Use of interferon beta-1a or interferon beta-1b after a first demyelinating event led to a reduction of the conversion to definite MS during an observation time of two to three years. In relapsing remitting MS, interferon beta-1a reduced progression. The effects of interferon beta-1b on progression are unclear. Interferon beta-1a and interferon beta-1b reduced in some but not all studies outcomes relating to exacerbations. In direct comparison trials, interferon beta-1b (Betaferon® or Betaseron®) and interferon beta-1a (Rebif®, higher dosage of 44 µg three subcutaneous injections per week) proved superior to interferon beta-1a (Avonex®, 30 µg per week intramuscular) with respect to exacerbation outcomes. For secondary progressive MS, only one of five studies found a reduced progression with interferon beta-1a and only a part of the studies found an improvement with respect to outcomes relating to exacerbations. For primary progressive MS no advantage of therapy with beta-interferons was found with respect to patient-related outcomes. Beta-interferons showed characteristic and frequently occurring adverse effects, including reactions at the injection site and flu-like symptoms. A large proportion of patients stop interferon therapy because of adverse events. The other main reason for stopping therapy is the felt ineffectiveness of the treatment when patients experience a new exacerbation while on treatment. Many patients produce interferon-neutralising antibodies during therapy. The ultimate effect of neutralising antibodies on the efficacy of interferon treatment is unclear.
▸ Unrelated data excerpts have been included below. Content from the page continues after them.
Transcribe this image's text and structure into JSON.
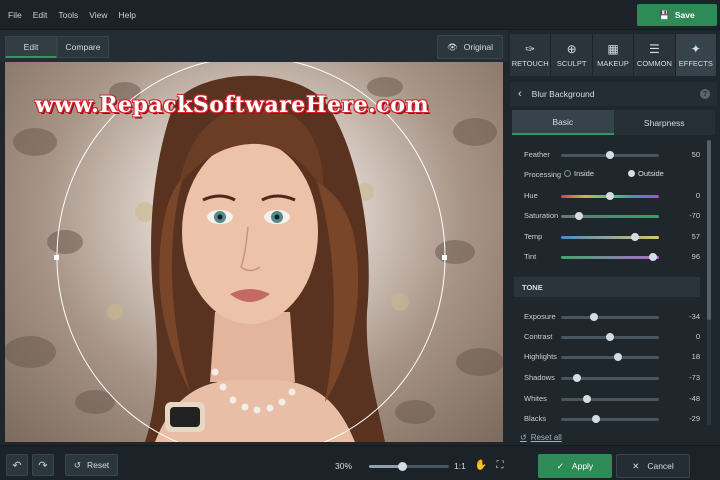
{
  "menu": [
    "File",
    "Edit",
    "Tools",
    "View",
    "Help"
  ],
  "save_label": "Save",
  "mode_tabs": {
    "edit": "Edit",
    "compare": "Compare"
  },
  "original_label": "Original",
  "watermark": "www.RepackSoftwareHere.com",
  "tools": [
    {
      "label": "RETOUCH",
      "icon": "retouch-brush-icon"
    },
    {
      "label": "SCULPT",
      "icon": "sculpt-icon"
    },
    {
      "label": "MAKEUP",
      "icon": "makeup-icon"
    },
    {
      "label": "COMMON",
      "icon": "sliders-icon"
    },
    {
      "label": "EFFECTS",
      "icon": "effects-icon"
    }
  ],
  "panel": {
    "title": "Blur Background",
    "help": "?",
    "subtabs": {
      "basic": "Basic",
      "sharpness": "Sharpness"
    },
    "feather": {
      "label": "Feather",
      "value": "50",
      "pos": 0.5
    },
    "processing": {
      "label": "Processing",
      "inside": "Inside",
      "outside": "Outside",
      "selected": "outside"
    },
    "hue": {
      "label": "Hue",
      "value": "0",
      "pos": 0.5
    },
    "saturation": {
      "label": "Saturation",
      "value": "-70",
      "pos": 0.18
    },
    "temp": {
      "label": "Temp",
      "value": "57",
      "pos": 0.75
    },
    "tint": {
      "label": "Tint",
      "value": "96",
      "pos": 0.94
    },
    "tone_header": "TONE",
    "exposure": {
      "label": "Exposure",
      "value": "-34",
      "pos": 0.34
    },
    "contrast": {
      "label": "Contrast",
      "value": "0",
      "pos": 0.5
    },
    "highlights": {
      "label": "Highlights",
      "value": "18",
      "pos": 0.58
    },
    "shadows": {
      "label": "Shadows",
      "value": "-73",
      "pos": 0.16
    },
    "whites": {
      "label": "Whites",
      "value": "-48",
      "pos": 0.27
    },
    "blacks": {
      "label": "Blacks",
      "value": "-29",
      "pos": 0.36
    },
    "reset_all": "Reset all"
  },
  "bottom": {
    "reset": "Reset",
    "zoom": "30%",
    "zoom_pos": 0.42,
    "one_to_one": "1:1",
    "apply": "Apply",
    "cancel": "Cancel"
  },
  "colors": {
    "accent": "#2e8b57",
    "background": "#1f272d"
  }
}
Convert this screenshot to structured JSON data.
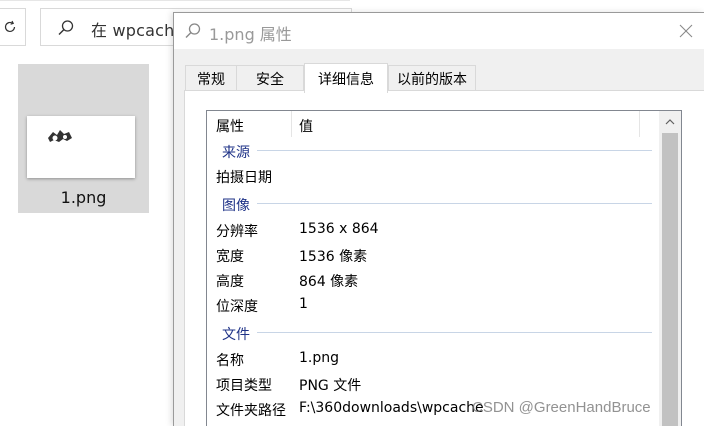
{
  "explorer": {
    "search_placeholder": "在 wpcache",
    "file_name": "1.png"
  },
  "dialog": {
    "title": "1.png 属性",
    "tabs": [
      "常规",
      "安全",
      "详细信息",
      "以前的版本"
    ],
    "active_tab": "详细信息",
    "columns": {
      "property": "属性",
      "value": "值"
    },
    "groups": {
      "origin": {
        "label": "来源",
        "rows": [
          {
            "name": "拍摄日期",
            "value": ""
          }
        ]
      },
      "image": {
        "label": "图像",
        "rows": [
          {
            "name": "分辨率",
            "value": "1536 x 864"
          },
          {
            "name": "宽度",
            "value": "1536 像素"
          },
          {
            "name": "高度",
            "value": "864 像素"
          },
          {
            "name": "位深度",
            "value": "1"
          }
        ]
      },
      "file": {
        "label": "文件",
        "rows": [
          {
            "name": "名称",
            "value": "1.png"
          },
          {
            "name": "项目类型",
            "value": "PNG 文件"
          },
          {
            "name": "文件夹路径",
            "value": "F:\\360downloads\\wpcache"
          }
        ]
      }
    }
  },
  "watermark": "CSDN @GreenHandBruce",
  "colors": {
    "group_label": "#1e3287",
    "selected_tile": "#d9d9d9",
    "dialog_bg": "#f0f0f0"
  }
}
In patients with relapsing remitting (and partially with secondary progressive) MS, treatment with natalizumab led to a reduction of progression and of exacerbation rates. However, a number of cases of progressive multifocal leucoencephalopathy have been reported after natalizumab therapy. These raise serious concerns about patient safety. Reliable data on the long term effectiveness of beta-interferons or natalizumab are not yet available.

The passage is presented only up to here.